Sometimes when I’m with my boyfriend (usually with him but sometimes with my sister or once in a while with friends), I’ll hear something that makes me feel insecure and then I’ll say something really awful to make him or them feel the same way I do. What is wrong with me and why do I do this and how do I change this?

–Mean Motormouth (United States)

DEAR M.M.:

Well, you’ve already done the most important thing in changing this behavior, which is taking a look at why you engage in this pattern and being aware that you do this.

And there’s nothing wrong with you, per se. You’re just being human. Perhaps, though, you are learning in this lifetime about how to use the power of your words in a way that is both constructive and positive. When you have power using negative words, that means that you can have even more power than you harness your gift of language for good and for the light.

To start changing your old patterns, take an extra breath and pause for a moment when you feel that impulse to say something mean to make someone else feel insecure.
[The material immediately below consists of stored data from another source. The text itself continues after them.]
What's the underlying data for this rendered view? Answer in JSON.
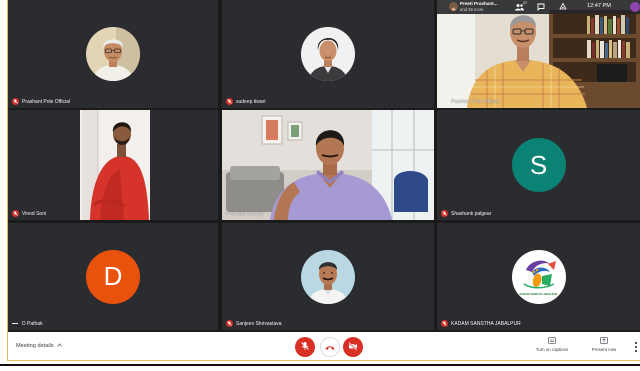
{
  "top_bar": {
    "names": "Preeti Prashant...",
    "more": "and 36 more",
    "count": "37",
    "time": "12:47 PM",
    "icons": [
      "people-icon",
      "chat-icon",
      "activities-icon"
    ]
  },
  "tiles": [
    {
      "name": "Prashant Pole Official",
      "muted": true,
      "speaking": false
    },
    {
      "name": "sudeep tiwari",
      "muted": true,
      "speaking": false
    },
    {
      "name": "Prashant Pole Official",
      "muted": false,
      "speaking": true
    },
    {
      "name": "Vinod Soni",
      "muted": true,
      "speaking": false
    },
    {
      "name": "Prashant pandey",
      "muted": false,
      "speaking": false
    },
    {
      "name": "Shashank palgear",
      "initial": "S",
      "color": "#0b8374",
      "muted": true,
      "speaking": false
    },
    {
      "name": "D Pathak",
      "initial": "D",
      "color": "#e8520c",
      "muted": false,
      "speaking": true
    },
    {
      "name": "Sanjeev Shrivastava",
      "muted": true,
      "speaking": false
    },
    {
      "name": "KADAM SANSTHA JABALPUR",
      "logo_text": "KADAM SANSTHA JABALPUR",
      "muted": true,
      "speaking": false
    }
  ],
  "toolbar": {
    "meeting_details": "Meeting details",
    "captions": "Turn on captions",
    "present": "Present now",
    "icons": [
      "mic-off-icon",
      "hang-up-icon",
      "camera-off-icon",
      "captions-icon",
      "present-icon",
      "more-options-icon"
    ]
  },
  "colors": {
    "stage": "#1b1b1c",
    "tile": "#2b2c2f",
    "mute_red": "#d93025",
    "frame": "#e3bf55"
  }
}
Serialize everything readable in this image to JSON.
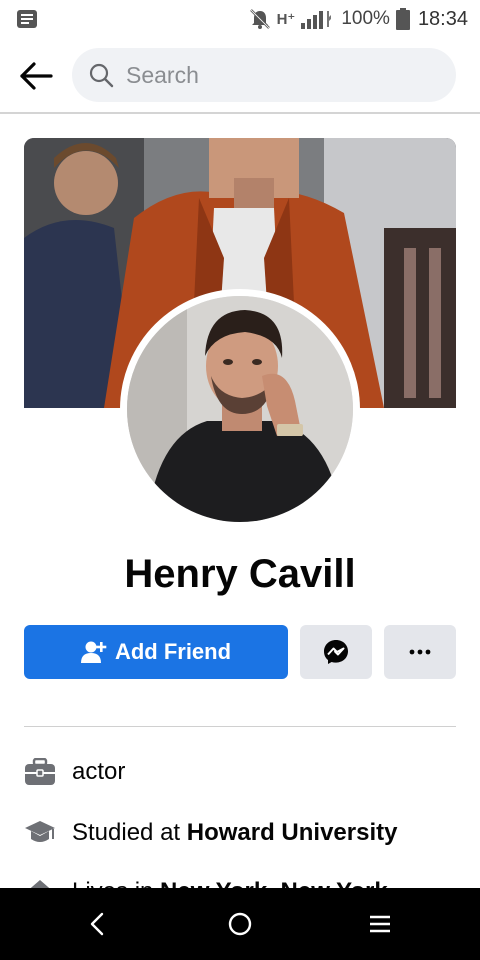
{
  "status_bar": {
    "network": "H⁺",
    "battery": "100%",
    "time": "18:34"
  },
  "header": {
    "search_placeholder": "Search"
  },
  "profile": {
    "name": "Henry Cavill"
  },
  "actions": {
    "add_friend_label": "Add Friend"
  },
  "intro": {
    "occupation": "actor",
    "education_prefix": "Studied at ",
    "education_school": "Howard University",
    "lives_prefix": "Lives in ",
    "lives_place": "New York, New York"
  },
  "colors": {
    "accent": "#1b74e4",
    "button_gray": "#e4e6eb"
  }
}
First, reset your space so that you validate yourself. For example, if you’re insecure about your schoolwork, validate that you’re great in a particular subject. If you’re insecure about your looks, validate a part of you that is beautiful. Once you do this and get more and more in a habit of doing this, you’ll notice the urge to say something to cut someone down or make them feel insecure will start to dissipate more and more until maybe you rarely feel like you need to say those kinds of things anymore.

Congratulations on taking a look at this so you can evolve into the powerful-tongued (perhaps even a writer) self that you were born to be.

 

HOW DO I HANDLE THE ONE-UPSMANSHIP GAME?

DEAR DALI MAMA:

I have this family friend I work with that is driving me nuts. Anytime I mention anything, she has to one-up me. If I say I went to the mountains over the weekend, she says her husband is taking her on a one-week cruise to Hawaii. If I say my daughter is excited about going to college, she says her daughter won some big scholarship to a great school. If I mention my husband at all, she brings up how these head hunters are trying to recruit her husband for some huge-paying job. (My husband was laid off and is between jobs at the moment, so this one smarts a little.)

I don’t really buy into the status game or materialism thing or anything, but I find myself getting so irritated nevertheless. Please advise.

–Baffled (United States)

DEAR BAFFLED:

First of all, know that this woman must be very insecure and unhappy with her life if she constantly needs to one-up you on everything. This is probably exacerbated by the fact that you are family friends. I don’t know how long you have known each other, but sometimes family friends can light up a person’s insecurity and competition even more than general acquaintances or friends.

Second, know that resistance to competition (even when you’re not necessarily a competitive person) can sometimes make you stuck in the competition energy, AKA the good ole rat race. So whenever your friend tries to drag you into the one-upmanship game, just validate you and your life for exactly what it is and be grateful to all that is. If you want, you can also keep the details of your life to yourself so as not to give her any ammunition to use to try to pull you into that game. And give her space to be exactly where she is at, knowing she’s doing her best as she knows it to be.